RASTRELLAMENTO DEL 3/4 AGOSTO 1944 *

Lo Zerasco in fiamme!

la lapide che ricorda i caduti del Comune di Zeri

Non è ancora del tutto spenta l’eco dolorosissima del crudele, spietato rastrellamento del luglio, che dalla Zerasco pervengono a Pontremoli notizie impressionanti. Si parla di devastazioni immani, di incendi indiscriminati, di violenze inaudite. La realtà, nella sua crudezza, non sarà purtroppo da meno delle parole, delle frasi, delle esclamazioni profferite dai pontremolesi, con grande amarezza ed accorato rimpianto per le povere vittime. Interi paesi rasi al suolo, diecine e diecine di morti, devastazioni da inorridire!

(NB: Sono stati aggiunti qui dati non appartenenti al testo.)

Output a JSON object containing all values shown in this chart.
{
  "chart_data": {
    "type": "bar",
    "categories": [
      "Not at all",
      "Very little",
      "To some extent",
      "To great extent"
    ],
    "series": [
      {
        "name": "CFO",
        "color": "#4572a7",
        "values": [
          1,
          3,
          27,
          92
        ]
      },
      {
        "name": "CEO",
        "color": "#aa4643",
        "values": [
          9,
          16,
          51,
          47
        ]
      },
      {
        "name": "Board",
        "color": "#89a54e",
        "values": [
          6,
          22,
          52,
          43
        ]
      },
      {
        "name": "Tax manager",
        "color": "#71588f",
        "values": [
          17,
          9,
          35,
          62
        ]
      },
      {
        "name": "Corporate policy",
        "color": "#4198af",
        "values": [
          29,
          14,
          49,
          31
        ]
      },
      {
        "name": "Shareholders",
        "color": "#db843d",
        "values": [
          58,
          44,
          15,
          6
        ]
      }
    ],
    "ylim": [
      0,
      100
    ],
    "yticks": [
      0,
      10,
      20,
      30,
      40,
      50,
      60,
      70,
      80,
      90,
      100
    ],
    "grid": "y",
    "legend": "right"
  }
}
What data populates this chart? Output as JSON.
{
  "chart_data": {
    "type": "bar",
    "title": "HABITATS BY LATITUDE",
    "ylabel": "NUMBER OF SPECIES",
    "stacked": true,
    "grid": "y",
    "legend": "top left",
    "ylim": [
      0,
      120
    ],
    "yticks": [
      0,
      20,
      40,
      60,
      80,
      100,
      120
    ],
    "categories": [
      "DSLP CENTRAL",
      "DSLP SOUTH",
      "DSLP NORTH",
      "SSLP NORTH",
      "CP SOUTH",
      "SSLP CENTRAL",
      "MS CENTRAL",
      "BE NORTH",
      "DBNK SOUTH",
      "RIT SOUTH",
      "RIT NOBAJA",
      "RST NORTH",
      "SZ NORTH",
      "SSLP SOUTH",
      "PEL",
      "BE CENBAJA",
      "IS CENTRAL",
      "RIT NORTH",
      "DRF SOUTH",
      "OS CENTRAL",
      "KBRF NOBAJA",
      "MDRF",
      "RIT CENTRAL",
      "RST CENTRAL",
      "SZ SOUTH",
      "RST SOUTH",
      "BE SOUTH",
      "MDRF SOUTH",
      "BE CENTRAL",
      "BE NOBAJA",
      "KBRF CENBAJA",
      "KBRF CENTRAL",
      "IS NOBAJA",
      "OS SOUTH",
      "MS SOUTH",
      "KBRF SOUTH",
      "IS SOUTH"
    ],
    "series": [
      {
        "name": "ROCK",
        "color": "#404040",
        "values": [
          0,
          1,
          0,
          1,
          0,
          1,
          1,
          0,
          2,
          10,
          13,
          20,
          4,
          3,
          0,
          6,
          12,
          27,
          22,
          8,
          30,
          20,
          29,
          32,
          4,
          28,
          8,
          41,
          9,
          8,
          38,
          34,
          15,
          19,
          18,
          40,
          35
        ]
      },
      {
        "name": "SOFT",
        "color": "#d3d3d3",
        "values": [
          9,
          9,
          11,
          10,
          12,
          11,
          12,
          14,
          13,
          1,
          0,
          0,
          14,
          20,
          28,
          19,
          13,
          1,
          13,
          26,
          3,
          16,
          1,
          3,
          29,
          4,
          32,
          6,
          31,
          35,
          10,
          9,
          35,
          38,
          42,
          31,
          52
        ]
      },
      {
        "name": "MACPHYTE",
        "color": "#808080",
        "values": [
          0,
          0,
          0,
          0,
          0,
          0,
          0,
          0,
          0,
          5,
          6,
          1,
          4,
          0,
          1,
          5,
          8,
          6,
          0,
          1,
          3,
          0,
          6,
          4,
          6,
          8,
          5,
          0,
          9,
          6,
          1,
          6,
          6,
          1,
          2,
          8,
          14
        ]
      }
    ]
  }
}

I rastrellatori dello Zerasco, dotati di armi di ogni tipo, muovono nottetempo da Pontremoli, per trovarsi alle prime ore del 3 agosto, pronti all’attacco. Il rastrellamento si svilupperà su tre direttrici di marcia. Una colonna, procedendo dal Mulazzese per il fondo valle del Teglia, dovrà sfociare, salendo dalla Rocchetta, a nord dei mulini di Castoglio; una seconda salirà direttamente dalla strada di Pontremoli-Arzelato e la terza, procedendo sempra da Pontremoli, verso i monti di Codolo, dovrà sfociare altre la Tecchia Rossa, a cavallo del passo che guarda il centro dello Zerasco: Noce, Patigno, Coloretta. Quest’ultima colonna, inoltre, lancerà una forte pattuglia fin sulla Formentara, per avvolgere da nord, la parte più alta dello Zerasco. Diciamo subito che i rastrellatori, con grande meraviglia, andranno a trovarsi di fronte ad una resistenza tutt’altro che impegnativa.

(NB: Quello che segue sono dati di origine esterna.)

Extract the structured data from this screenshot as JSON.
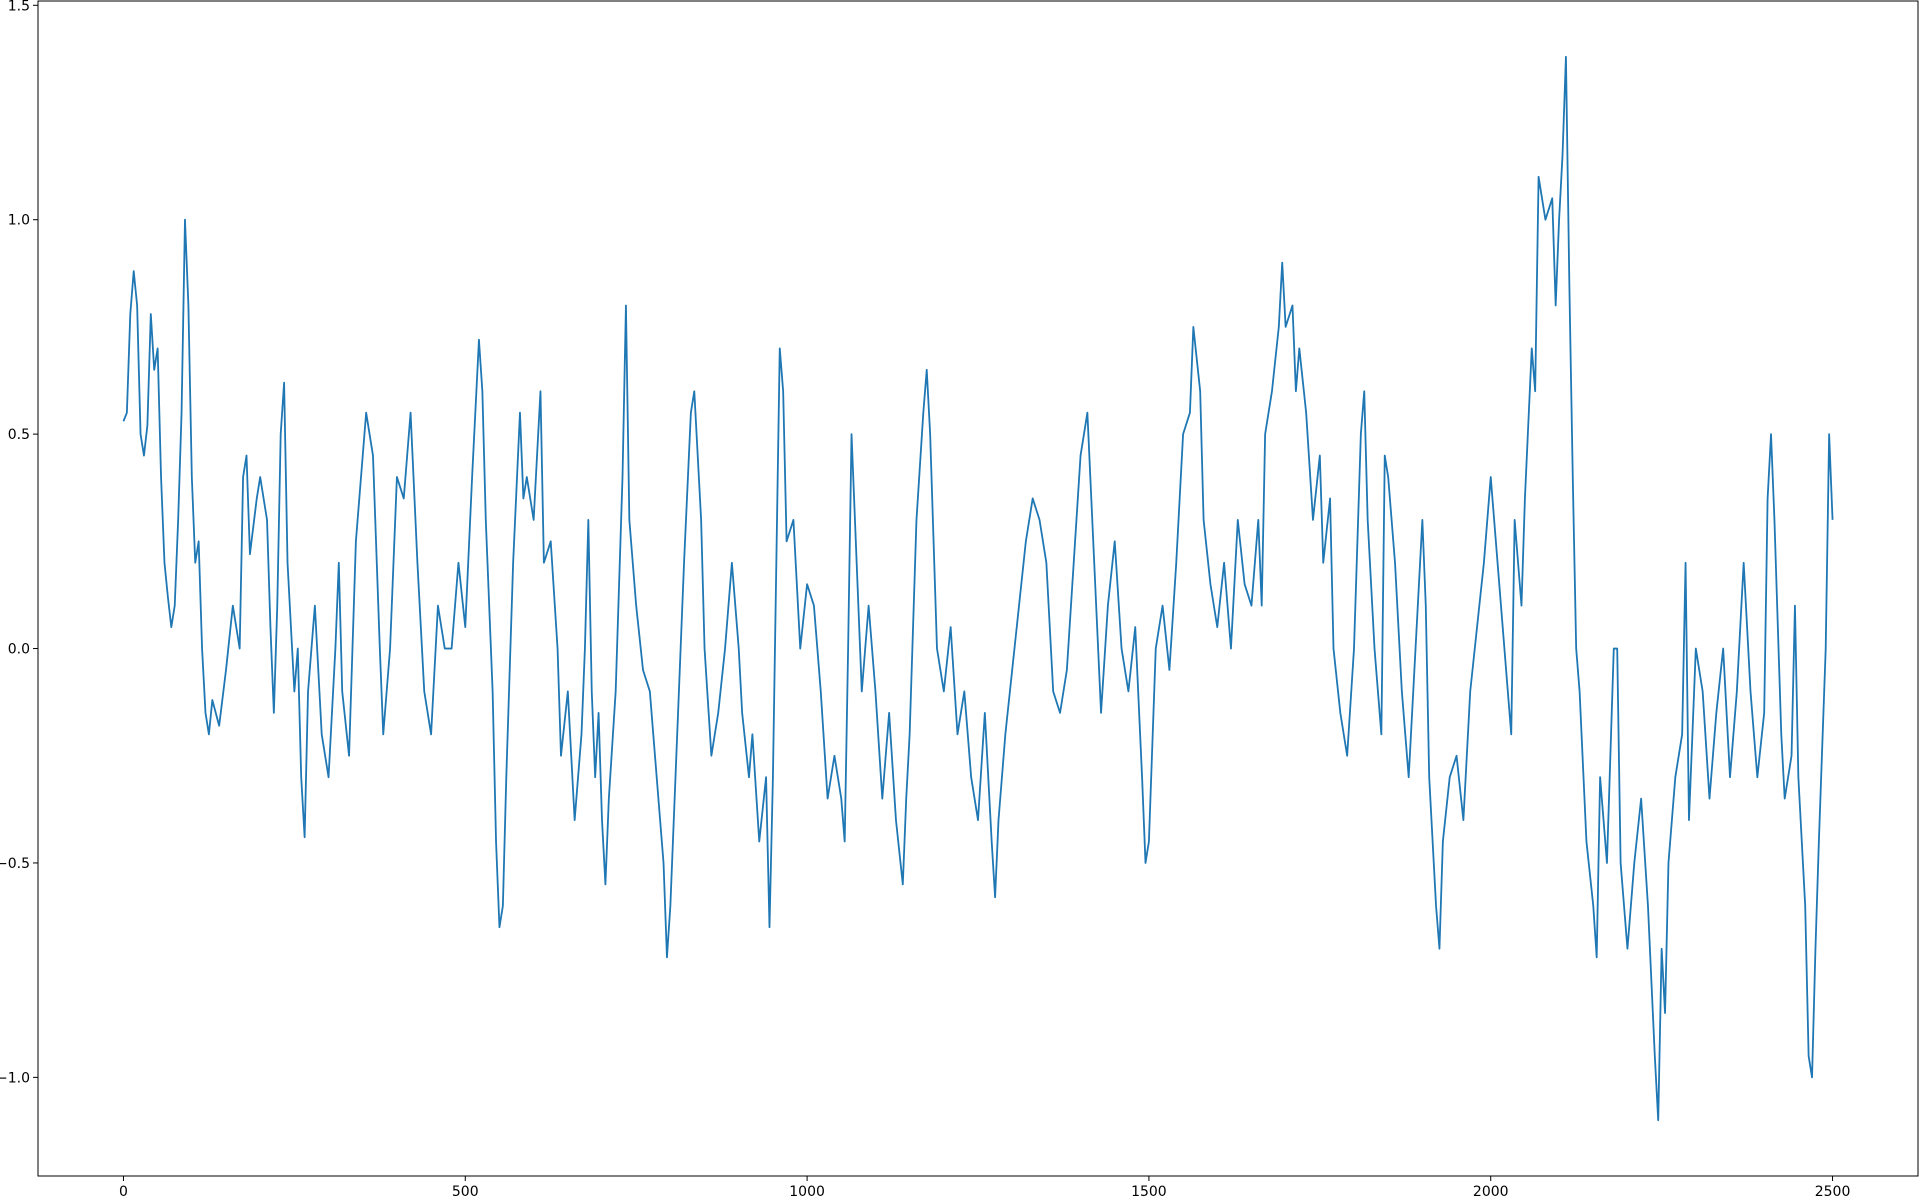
{
  "chart_data": {
    "type": "line",
    "x": [
      0,
      5,
      10,
      15,
      20,
      25,
      30,
      35,
      40,
      45,
      50,
      55,
      60,
      65,
      70,
      75,
      80,
      85,
      90,
      95,
      100,
      105,
      110,
      115,
      120,
      125,
      130,
      140,
      150,
      160,
      170,
      175,
      180,
      185,
      195,
      200,
      210,
      215,
      220,
      225,
      230,
      235,
      240,
      250,
      255,
      260,
      265,
      270,
      280,
      290,
      300,
      310,
      315,
      320,
      330,
      340,
      350,
      355,
      365,
      375,
      380,
      390,
      400,
      410,
      420,
      430,
      440,
      450,
      460,
      470,
      480,
      490,
      500,
      510,
      520,
      525,
      530,
      540,
      545,
      550,
      555,
      560,
      570,
      580,
      585,
      590,
      600,
      605,
      610,
      615,
      625,
      635,
      640,
      650,
      660,
      670,
      675,
      680,
      685,
      690,
      695,
      700,
      705,
      710,
      720,
      730,
      735,
      740,
      745,
      750,
      760,
      770,
      780,
      790,
      795,
      800,
      810,
      820,
      830,
      835,
      845,
      850,
      860,
      870,
      880,
      890,
      900,
      905,
      915,
      920,
      930,
      940,
      945,
      950,
      955,
      960,
      965,
      970,
      980,
      990,
      1000,
      1010,
      1020,
      1030,
      1040,
      1050,
      1055,
      1060,
      1065,
      1070,
      1080,
      1090,
      1100,
      1110,
      1120,
      1130,
      1140,
      1145,
      1150,
      1160,
      1170,
      1175,
      1180,
      1190,
      1200,
      1210,
      1220,
      1230,
      1240,
      1250,
      1260,
      1270,
      1275,
      1280,
      1290,
      1300,
      1310,
      1320,
      1330,
      1340,
      1350,
      1360,
      1370,
      1380,
      1390,
      1400,
      1410,
      1420,
      1430,
      1440,
      1450,
      1460,
      1470,
      1480,
      1490,
      1495,
      1500,
      1510,
      1520,
      1530,
      1540,
      1550,
      1560,
      1565,
      1575,
      1580,
      1590,
      1600,
      1610,
      1620,
      1630,
      1640,
      1650,
      1660,
      1665,
      1670,
      1680,
      1690,
      1695,
      1700,
      1710,
      1715,
      1720,
      1730,
      1740,
      1750,
      1755,
      1765,
      1770,
      1780,
      1790,
      1800,
      1810,
      1815,
      1820,
      1830,
      1840,
      1845,
      1850,
      1860,
      1870,
      1880,
      1890,
      1900,
      1905,
      1910,
      1920,
      1925,
      1930,
      1940,
      1950,
      1960,
      1970,
      1980,
      1990,
      2000,
      2010,
      2020,
      2030,
      2035,
      2045,
      2050,
      2060,
      2065,
      2070,
      2080,
      2090,
      2095,
      2100,
      2105,
      2110,
      2115,
      2120,
      2125,
      2130,
      2140,
      2150,
      2155,
      2160,
      2170,
      2180,
      2185,
      2190,
      2200,
      2210,
      2220,
      2230,
      2240,
      2245,
      2250,
      2255,
      2260,
      2270,
      2280,
      2285,
      2290,
      2300,
      2310,
      2320,
      2330,
      2340,
      2350,
      2360,
      2370,
      2380,
      2390,
      2400,
      2405,
      2410,
      2415,
      2425,
      2430,
      2440,
      2445,
      2450,
      2460,
      2465,
      2470,
      2475,
      2480,
      2490,
      2495,
      2500
    ],
    "series": [
      {
        "color": "#1f77b4",
        "values": [
          0.53,
          0.55,
          0.78,
          0.88,
          0.8,
          0.5,
          0.45,
          0.52,
          0.78,
          0.65,
          0.7,
          0.4,
          0.2,
          0.12,
          0.05,
          0.1,
          0.3,
          0.55,
          1.0,
          0.8,
          0.4,
          0.2,
          0.25,
          0.0,
          -0.15,
          -0.2,
          -0.12,
          -0.18,
          -0.05,
          0.1,
          0.0,
          0.4,
          0.45,
          0.22,
          0.35,
          0.4,
          0.3,
          0.05,
          -0.15,
          0.1,
          0.5,
          0.62,
          0.2,
          -0.1,
          0.0,
          -0.3,
          -0.44,
          -0.1,
          0.1,
          -0.2,
          -0.3,
          0.0,
          0.2,
          -0.1,
          -0.25,
          0.25,
          0.45,
          0.55,
          0.45,
          0.0,
          -0.2,
          0.0,
          0.4,
          0.35,
          0.55,
          0.2,
          -0.1,
          -0.2,
          0.1,
          0.0,
          0.0,
          0.2,
          0.05,
          0.4,
          0.72,
          0.6,
          0.3,
          -0.1,
          -0.45,
          -0.65,
          -0.6,
          -0.3,
          0.2,
          0.55,
          0.35,
          0.4,
          0.3,
          0.45,
          0.6,
          0.2,
          0.25,
          0.0,
          -0.25,
          -0.1,
          -0.4,
          -0.2,
          0.0,
          0.3,
          -0.1,
          -0.3,
          -0.15,
          -0.4,
          -0.55,
          -0.35,
          -0.1,
          0.4,
          0.8,
          0.3,
          0.2,
          0.1,
          -0.05,
          -0.1,
          -0.3,
          -0.5,
          -0.72,
          -0.6,
          -0.2,
          0.2,
          0.55,
          0.6,
          0.3,
          0.0,
          -0.25,
          -0.15,
          0.0,
          0.2,
          0.0,
          -0.15,
          -0.3,
          -0.2,
          -0.45,
          -0.3,
          -0.65,
          -0.3,
          0.2,
          0.7,
          0.6,
          0.25,
          0.3,
          0.0,
          0.15,
          0.1,
          -0.1,
          -0.35,
          -0.25,
          -0.35,
          -0.45,
          0.0,
          0.5,
          0.3,
          -0.1,
          0.1,
          -0.1,
          -0.35,
          -0.15,
          -0.4,
          -0.55,
          -0.35,
          -0.2,
          0.3,
          0.55,
          0.65,
          0.5,
          0.0,
          -0.1,
          0.05,
          -0.2,
          -0.1,
          -0.3,
          -0.4,
          -0.15,
          -0.45,
          -0.58,
          -0.4,
          -0.2,
          -0.05,
          0.1,
          0.25,
          0.35,
          0.3,
          0.2,
          -0.1,
          -0.15,
          -0.05,
          0.2,
          0.45,
          0.55,
          0.2,
          -0.15,
          0.1,
          0.25,
          0.0,
          -0.1,
          0.05,
          -0.3,
          -0.5,
          -0.45,
          0.0,
          0.1,
          -0.05,
          0.2,
          0.5,
          0.55,
          0.75,
          0.6,
          0.3,
          0.15,
          0.05,
          0.2,
          0.0,
          0.3,
          0.15,
          0.1,
          0.3,
          0.1,
          0.5,
          0.6,
          0.75,
          0.9,
          0.75,
          0.8,
          0.6,
          0.7,
          0.55,
          0.3,
          0.45,
          0.2,
          0.35,
          0.0,
          -0.15,
          -0.25,
          0.0,
          0.5,
          0.6,
          0.3,
          0.0,
          -0.2,
          0.45,
          0.4,
          0.2,
          -0.1,
          -0.3,
          0.0,
          0.3,
          0.1,
          -0.3,
          -0.6,
          -0.7,
          -0.45,
          -0.3,
          -0.25,
          -0.4,
          -0.1,
          0.05,
          0.2,
          0.4,
          0.2,
          0.0,
          -0.2,
          0.3,
          0.1,
          0.35,
          0.7,
          0.6,
          1.1,
          1.0,
          1.05,
          0.8,
          1.0,
          1.15,
          1.38,
          0.85,
          0.4,
          0.0,
          -0.1,
          -0.45,
          -0.6,
          -0.72,
          -0.3,
          -0.5,
          0.0,
          0.0,
          -0.5,
          -0.7,
          -0.5,
          -0.35,
          -0.6,
          -0.95,
          -1.1,
          -0.7,
          -0.85,
          -0.5,
          -0.3,
          -0.2,
          0.2,
          -0.4,
          0.0,
          -0.1,
          -0.35,
          -0.15,
          0.0,
          -0.3,
          -0.1,
          0.2,
          -0.1,
          -0.3,
          -0.15,
          0.35,
          0.5,
          0.3,
          -0.2,
          -0.35,
          -0.25,
          0.1,
          -0.3,
          -0.6,
          -0.95,
          -1.0,
          -0.7,
          -0.45,
          0.0,
          0.5,
          0.3
        ]
      }
    ],
    "xlim": [
      -125,
      2625
    ],
    "ylim": [
      -1.23,
      1.51
    ],
    "xticks": [
      0,
      500,
      1000,
      1500,
      2000,
      2500
    ],
    "yticks": [
      {
        "value": -1.0,
        "label": "−1.0"
      },
      {
        "value": -0.5,
        "label": "−0.5"
      },
      {
        "value": 0.0,
        "label": "0.0"
      },
      {
        "value": 0.5,
        "label": "0.5"
      },
      {
        "value": 1.0,
        "label": "1.0"
      },
      {
        "value": 1.5,
        "label": "1.5"
      }
    ]
  }
}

Prima dell’alba del 3 agosto, Arzelato viene precipitatamente invaso da una vera turba di nazifascisti. Una piccola formazione partigiana, comandata da Falco (Nereo Giumelli, studente), avvertita a tempo, si trasferisce di corsa sul Carmuschio, col fermo proposito di resistere. I rastrellatori non hanno fretta, e se ne restano inattivi per un paio d’ore sulle alture di Arzelato. E’ ancora buio fitto ed il timore di qualche imboscata li rende quanto mai guardinghi, tanto più che lo stesso comando, che ha studiato e deciso il rastrellamento, è ancora fortemente preoccupato dell’esito dell’azione.

D’altra parte chi avrebbe potuto negare o porre in dubbio il sano e virile ardimento delle formazioni partigiane dello Zerasco? Solo un pericolosissimo germe, quello della fazione e della discordia, ne avrebbe potuto incrinare la nobile, compatta saldezza. Quello che avverrà, purtroppo!

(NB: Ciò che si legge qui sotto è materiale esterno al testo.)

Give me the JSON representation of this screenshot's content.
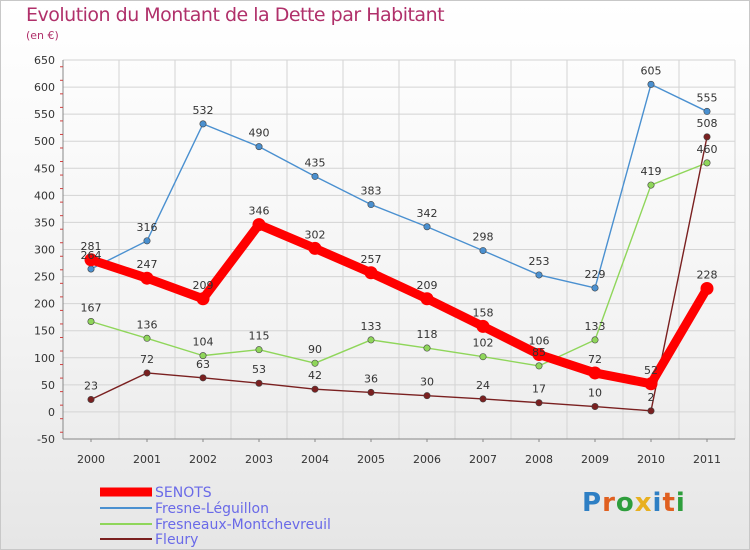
{
  "title": "Evolution du Montant de la Dette par Habitant",
  "subtitle": "(en €)",
  "logo": {
    "text": "Proxiti",
    "colors": [
      "#2e7fc4",
      "#e06020",
      "#2e9e3c",
      "#e8b020",
      "#2e7fc4",
      "#e06020",
      "#2e9e3c"
    ]
  },
  "chart_data": {
    "type": "line",
    "title": "Evolution du Montant de la Dette par Habitant",
    "ylabel": "(en €)",
    "x": [
      "2000",
      "2001",
      "2002",
      "2003",
      "2004",
      "2005",
      "2006",
      "2007",
      "2008",
      "2009",
      "2010",
      "2011"
    ],
    "ylim": [
      -50,
      650
    ],
    "yticks": [
      -50,
      0,
      50,
      100,
      150,
      200,
      250,
      300,
      350,
      400,
      450,
      500,
      550,
      600,
      650
    ],
    "grid": true,
    "legend_position": "bottom-left",
    "series": [
      {
        "name": "SENOTS",
        "color": "#ff0000",
        "values": [
          281,
          247,
          209,
          346,
          302,
          257,
          209,
          158,
          106,
          72,
          52,
          228
        ]
      },
      {
        "name": "Fresne-Léguillon",
        "color": "#4a90d0",
        "values": [
          264,
          316,
          532,
          490,
          435,
          383,
          342,
          298,
          253,
          229,
          605,
          555
        ]
      },
      {
        "name": "Fresneaux-Montchevreuil",
        "color": "#8fd65a",
        "values": [
          167,
          136,
          104,
          115,
          90,
          133,
          118,
          102,
          85,
          133,
          419,
          460
        ]
      },
      {
        "name": "Fleury",
        "color": "#7a2020",
        "values": [
          23,
          72,
          63,
          53,
          42,
          36,
          30,
          24,
          17,
          10,
          2,
          508
        ]
      }
    ],
    "data_labels": [
      [
        "281",
        "247",
        "209",
        "346",
        "302",
        "257",
        "209",
        "158",
        "106",
        "72",
        "52",
        "228"
      ],
      [
        "264",
        "316",
        "532",
        "490",
        "435",
        "383",
        "342",
        "298",
        "253",
        "229",
        "605",
        "555"
      ],
      [
        "167",
        "136",
        "104",
        "115",
        "90",
        "133",
        "118",
        "102",
        "85",
        "133",
        "419",
        "460"
      ],
      [
        "23",
        "72",
        "63",
        "53",
        "42",
        "36",
        "30",
        "24",
        "17",
        "10",
        "2",
        "508"
      ]
    ]
  }
}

Con le prime luci dell’alba, la formazione partigiana appostata sul Carmuschio, inizia contro Arzelato i primi tiri di disturbo. Azione più che altro di disturbo, ritardatrice, dato il numero esiguo dei componenti, ma quanto mai utile ed opportuna, onde dar modo alle staffette lanciate nella valle di Rossano ed oltre, ad assolvere il tempestivo, urgentissimo compito informativo.

Dalla parte di Codolo, invece, le cose stanno mettendosi al peggio, tanto che la marcia dei rastrellatori si sviluppa regolarissima, indisturbata. Strano fatto: le vedette partigiane, che si sarebbero dovute trovare sulla direttrice Dozzano, Codolo, Tecchia Rossa, sono sparite! Cosicché, la tanto sperata sorpresa da parte dei rastrellatori viene proprio favorita, sia pure indirettamente, da coloro stessi che, se presenti e ligi alla consegna, avrebbero potuto evitare almeno alla zona centrale dello Zerasco (Noce, Patigno, Coloretta) precipitate, disastrose conseguenze. Il movimento a tenaglia: Teglia, Rocchetta, Arzelato, Carmuschio, si muove contemporaneamente ed alla perfezione, con quello: Codolo, Tecchia Rossa, Noce. La formazione nazifascista lanciata sulla Formentara, prima dell’alba è sul posto pronta a convergere verso il centro dello Zerasco, al primo segnale. Precedono il grosso, sia lungo una branca che l’altra della tenaglia, pattuglie di mitraglieri incaricate di saggiare il terreno. Seguono a distanza batterie di mortai, pronte ad intervenire in caso di segnalata resistenza.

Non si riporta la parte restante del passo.